And as he ate he thought, slowly and ruminatingly, and with many pauses, when his jaws stopped working to give his mind freer play, but still very much to the purpose, and as soon as he had done he set out to put his project into execution.
Just beyond the Coupee he met Gard hurrying towards Sark, and the state of Gard’s nose and eye, and his torn coat, caught his eye at once.
“What’s this about Tom Hamon?” asked Gard hastily.
“His wife has just told me so. But how did it happen?”
“They’re going to find out at school-house at two o’clock. Any that saw him last night are to be there. You’d better be there.”
“I’m going now.”
“All right,” said Peter, and went on his way into Little Sark.
His way took him to La Closerie. But he was not anxious to meet Mrs. Tom, so he hung about behind the hedges till Nance happened to come out of the house, and then he whistled softly and beckoned to her to come to him.
Her face was very pale and troubled, and he saw she had been crying.
“I want to speak to you,” he said.
“What is it?”
“Come round here. It’s important.”
“What is it?” she asked wearily again, when she had joined him behind the green dyke.
“It’s this, Nance. You—you know I want you. I’ve always wanted you—”
“Oh—don’t!” she cried, with protesting hand. “This is no time. Peter Mauger, for—”
“Wait a bit! Here’s how it is. Doctor says Tom was killed by some one beating his head in with a hammer or something of the kind. Now who beat his head in? Who would be most likely to beat his head in? Not me, for we were mates. Some one that hated him. Some one that he was always quarrelling with—” Her face had grown so white that there was no colour even in the trembling lips. She stared at him with terrified eyes.
“You know who I mean,” he said. “If it wasn’t him that did it I don’t know who it was.”
“It wasn’t,” she jerked vehemently.
“You’d wish so, of course. But—Look here!—I’m pretty sure they met again last night after—”
“Yes, they met, and Tom tried to fight him—”
“And he’s gone up at once, as soon as he heard that Tom was found, to tell them all about it.”

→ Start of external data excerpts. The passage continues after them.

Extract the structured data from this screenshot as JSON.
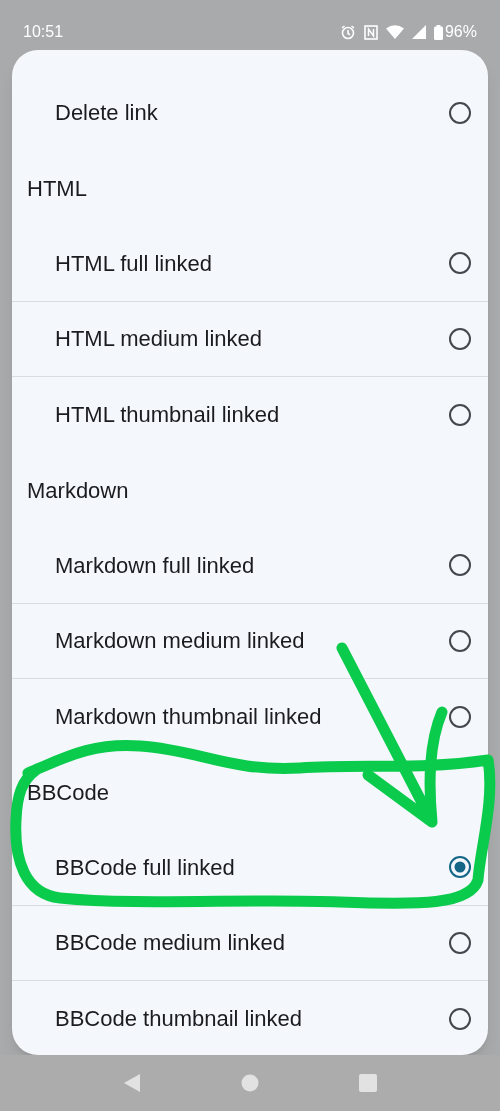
{
  "status_bar": {
    "time": "10:51",
    "battery": "96%"
  },
  "options": [
    {
      "kind": "option",
      "label": "Delete link",
      "selected": false
    },
    {
      "kind": "header",
      "label": "HTML"
    },
    {
      "kind": "option",
      "label": "HTML full linked",
      "selected": false
    },
    {
      "kind": "option",
      "label": "HTML medium linked",
      "selected": false
    },
    {
      "kind": "option",
      "label": "HTML thumbnail linked",
      "selected": false
    },
    {
      "kind": "header",
      "label": "Markdown"
    },
    {
      "kind": "option",
      "label": "Markdown full linked",
      "selected": false
    },
    {
      "kind": "option",
      "label": "Markdown medium linked",
      "selected": false
    },
    {
      "kind": "option",
      "label": "Markdown thumbnail linked",
      "selected": false
    },
    {
      "kind": "header",
      "label": "BBCode"
    },
    {
      "kind": "option",
      "label": "BBCode full linked",
      "selected": true
    },
    {
      "kind": "option",
      "label": "BBCode medium linked",
      "selected": false
    },
    {
      "kind": "option",
      "label": "BBCode thumbnail linked",
      "selected": false
    }
  ],
  "annotation": {
    "kind": "freehand"
  }
}
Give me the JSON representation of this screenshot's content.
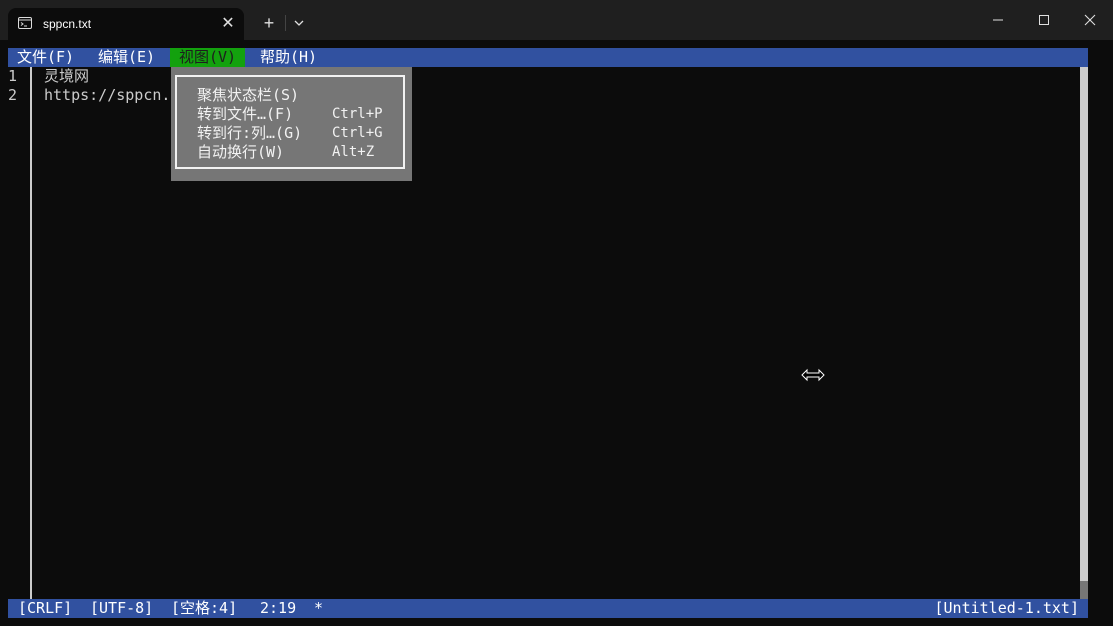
{
  "window": {
    "tab_title": "sppcn.txt",
    "tab_close": "✕",
    "new_tab": "+"
  },
  "menubar": {
    "items": [
      {
        "label": "文件(F)"
      },
      {
        "label": "编辑(E)"
      },
      {
        "label": "视图(V)",
        "active": true
      },
      {
        "label": "帮助(H)"
      }
    ]
  },
  "editor": {
    "lines": [
      {
        "number": "1",
        "text": "灵境网"
      },
      {
        "number": "2",
        "text": "https://sppcn."
      }
    ]
  },
  "view_menu": {
    "items": [
      {
        "label": "聚焦状态栏(S)",
        "shortcut": ""
      },
      {
        "label": "转到文件…(F)",
        "shortcut": "Ctrl+P"
      },
      {
        "label": "转到行:列…(G)",
        "shortcut": "Ctrl+G"
      },
      {
        "label": "自动换行(W)",
        "shortcut": "Alt+Z"
      }
    ]
  },
  "statusbar": {
    "line_ending": "[CRLF]",
    "encoding": "[UTF-8]",
    "indent": "[空格:4]",
    "position": "2:19",
    "modified": "*",
    "filename": "[Untitled-1.txt]"
  },
  "colors": {
    "menubar_bg": "#3151a0",
    "menu_active_bg": "#13a10e",
    "dropdown_bg": "#767676",
    "editor_bg": "#0c0c0c",
    "titlebar_bg": "#1f1f1f"
  }
}
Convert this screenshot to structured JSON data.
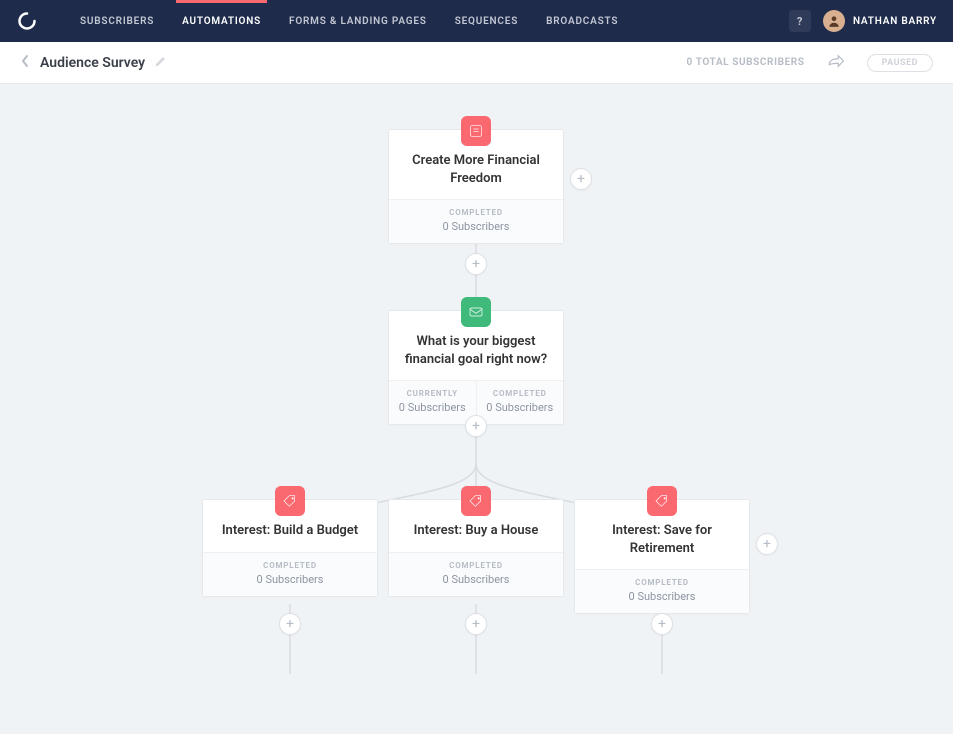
{
  "nav": {
    "items": [
      "SUBSCRIBERS",
      "AUTOMATIONS",
      "FORMS & LANDING PAGES",
      "SEQUENCES",
      "BROADCASTS"
    ],
    "active_index": 1
  },
  "help_label": "?",
  "user": {
    "name": "NATHAN BARRY"
  },
  "page": {
    "title": "Audience Survey",
    "total_subscribers": "0 TOTAL SUBSCRIBERS",
    "status": "PAUSED"
  },
  "labels": {
    "completed": "COMPLETED",
    "currently": "CURRENTLY"
  },
  "nodes": {
    "n1": {
      "title": "Create More Financial Freedom",
      "completed": "0 Subscribers"
    },
    "n2": {
      "title": "What is your biggest financial goal right now?",
      "currently": "0 Subscribers",
      "completed": "0 Subscribers"
    },
    "n3": {
      "title": "Interest: Build a Budget",
      "completed": "0 Subscribers"
    },
    "n4": {
      "title": "Interest: Buy a House",
      "completed": "0 Subscribers"
    },
    "n5": {
      "title": "Interest: Save for Retirement",
      "completed": "0 Subscribers"
    }
  }
}
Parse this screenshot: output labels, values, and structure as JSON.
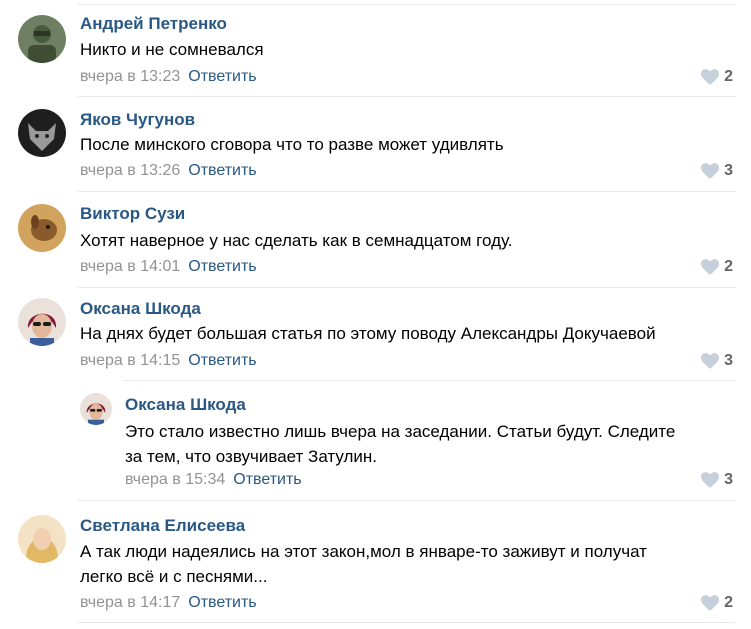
{
  "reply_label": "Ответить",
  "comments": [
    {
      "author": "Андрей Петренко",
      "text": "Никто и не сомневался",
      "time": "вчера в 13:23",
      "likes": "2",
      "avatar_icon": "soldier-avatar-icon"
    },
    {
      "author": "Яков Чугунов",
      "text": "После минского сговора что то разве может удивлять",
      "time": "вчера в 13:26",
      "likes": "3",
      "avatar_icon": "wolf-avatar-icon"
    },
    {
      "author": "Виктор Сузи",
      "text": "Хотят наверное у нас сделать как в семнадцатом году.",
      "time": "вчера в 14:01",
      "likes": "2",
      "avatar_icon": "dog-avatar-icon"
    },
    {
      "author": "Оксана Шкода",
      "text": "На днях будет большая статья по этому поводу Александры Докучаевой",
      "time": "вчера в 14:15",
      "likes": "3",
      "avatar_icon": "woman-sunglasses-avatar-icon"
    },
    {
      "author": "Оксана Шкода",
      "text": "Это стало известно лишь вчера на заседании. Статьи будут. Следите\nза тем, что озвучивает Затулин.",
      "time": "вчера в 15:34",
      "likes": "3",
      "avatar_icon": "woman-sunglasses-avatar-icon"
    },
    {
      "author": "Светлана Елисеева",
      "text": "А так люди надеялись на этот закон,мол в январе-то заживут и получат\nлегко всё и с песнями...",
      "time": "вчера в 14:17",
      "likes": "2",
      "avatar_icon": "blonde-woman-avatar-icon"
    }
  ],
  "colors": {
    "link": "#2a5885",
    "meta": "#939393",
    "separator": "#e7e8ec",
    "like_count": "#656565"
  }
}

“Aw!”—decidedly crestfallen at the wind being taken out of his sails in this fashion. “I—I thought—maybe I could help him—”
“Oh you did, did you?”—plucking up heart at sight of his discomfiture. “And how were you going to help him?”
“If he’s gone to make a clean breast of it it’s all up, of course. If he’d kept it to himself—”
“He might have run away, you mean?”
“Safest for him, maybe. Up above Coupee there’s a stone with blood on it. And I picked up this beside it,” and he hauled out the button and the bit of blue cloth he had found. “I thought, maybe if he knew about these he might think it safest to go.”